Los puristas dirán que un cartel que anuncia los Sanfermines para que lo sea necesita una imagen del encierro o del santo o de ambos. Cuando las fiestas se visualizan desde su ángulo más percibido los toros en la calle, la procesión, la explosión festiva del chupinazo o la estética de su multitudinaria algarabía no tienen parangón. Pero los Sanfermines que pinta Sandra Nadal en su ganador “Hogar pamplonica” hablan de otra fiesta. Su cartel es un viaje interior. Nos interroga por los recuerdos, por la emoción de sentir esa punzada al pasar la víspera del gran día delante de la casa que fue de los padres o de los abuelos, el nido familiar de otro tiempo. Los ojos del observador se clavan delante de la ropa tendida que mueve el viento, frente a las ventanas y los balcones abiertos y te transportan a una época que no es ni hoy ni ayer y quizás no fue nunca porque la nostalgia es un viaje a un sitio mágico que pudo no haber existido. Y sin embargo, ninguna añoranza es tan fuerte como la que se experimenta contemplando lugares donde uno se descubre y se encuentra. 

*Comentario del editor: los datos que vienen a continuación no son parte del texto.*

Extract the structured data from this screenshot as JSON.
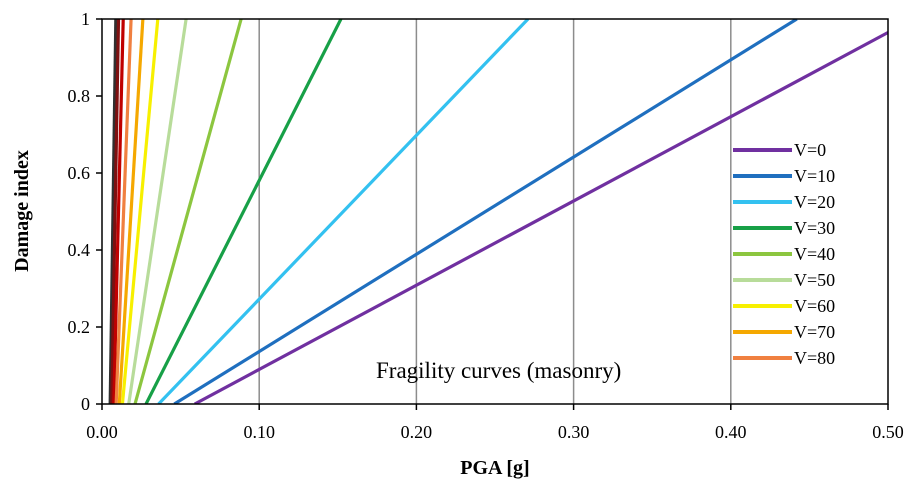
{
  "chart_data": {
    "type": "line",
    "title": "",
    "annotation": "Fragility curves (masonry)",
    "xlabel": "PGA  [g]",
    "ylabel": "Damage index",
    "xlim": [
      0,
      0.5
    ],
    "ylim": [
      0,
      1
    ],
    "x_ticks": [
      0,
      0.1,
      0.2,
      0.3,
      0.4,
      0.5
    ],
    "x_tick_labels": [
      "0.00",
      "0.10",
      "0.20",
      "0.30",
      "0.40",
      "0.50"
    ],
    "y_ticks": [
      0,
      0.2,
      0.4,
      0.6,
      0.8,
      1
    ],
    "y_tick_labels": [
      "0",
      "0.2",
      "0.4",
      "0.6",
      "0.8",
      "1"
    ],
    "grid": "vertical",
    "legend_position": "right",
    "series": [
      {
        "name": "V=0",
        "color": "#7030a0",
        "x": [
          0.059,
          0.5
        ],
        "y": [
          0,
          0.965
        ]
      },
      {
        "name": "V=10",
        "color": "#1f6fbf",
        "x": [
          0.046,
          0.442
        ],
        "y": [
          0,
          1
        ]
      },
      {
        "name": "V=20",
        "color": "#33c1f0",
        "x": [
          0.036,
          0.271
        ],
        "y": [
          0,
          1
        ]
      },
      {
        "name": "V=30",
        "color": "#17a047",
        "x": [
          0.028,
          0.152
        ],
        "y": [
          0,
          1
        ]
      },
      {
        "name": "V=40",
        "color": "#8cc63f",
        "x": [
          0.021,
          0.0885
        ],
        "y": [
          0,
          1
        ]
      },
      {
        "name": "V=50",
        "color": "#b8dc9a",
        "x": [
          0.017,
          0.0535
        ],
        "y": [
          0,
          1
        ]
      },
      {
        "name": "V=60",
        "color": "#f7f000",
        "x": [
          0.013,
          0.0355
        ],
        "y": [
          0,
          1
        ]
      },
      {
        "name": "V=70",
        "color": "#f5a800",
        "x": [
          0.011,
          0.026
        ],
        "y": [
          0,
          1
        ]
      },
      {
        "name": "V=80",
        "color": "#f08040",
        "x": [
          0.009,
          0.0185
        ],
        "y": [
          0,
          1
        ]
      },
      {
        "color": "#c00000",
        "x": [
          0.0075,
          0.0135
        ],
        "y": [
          0,
          1
        ]
      },
      {
        "color": "#7f1010",
        "x": [
          0.0062,
          0.0105
        ],
        "y": [
          0,
          1
        ]
      },
      {
        "color": "#303030",
        "x": [
          0.0052,
          0.0088
        ],
        "y": [
          0,
          1
        ]
      }
    ]
  }
}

Miras la fachada de la casa del cartel e imaginas la vida que pudo haber dentro. La cocina donde mamá preparaba pochas y ajoarriero como si los Sanfermines fueran a durar un mes, la cama de la habitación de tus padres y sobre ella los pañuelos rojos de toda la familia recién planchados, las fajas, la ropa blanca para los días 6 y 7. Tan fascinado estás en la contemplación que el cartel, la vivienda, los balcones, se hacen muy cercanos. Ya no eres un mero observador sino un vecino que habita en el interior de la casa de Sandra Nadal. Te has colado por una de las ventanas y encuentras refugio en un cuarto que pudo ser el tuyo en la infancia. Todo lo curioseas y jurarías que hay en el ambiente un aire familiar. Te pruebas el pañuelo rojo, el pantalón blanco…, te colocas la faja. Inhalas el aroma que desprenden las camisas y el olor a ropa limpia recordada confirma tu viaje al pasado. En el crisol de blanco y rojo y perfume que viene de lejos identificas una figura por el pasillo de la vivienda. Se acerca sonriendo, jurarías que es idéntica a tu madre, tal vez a tu abuela. Extiende la mano y te entrega un bocadillo que huele a ajoarriero. “Llévate el almuerzo, disfruta de los Sanfermines y no vengas tarde”.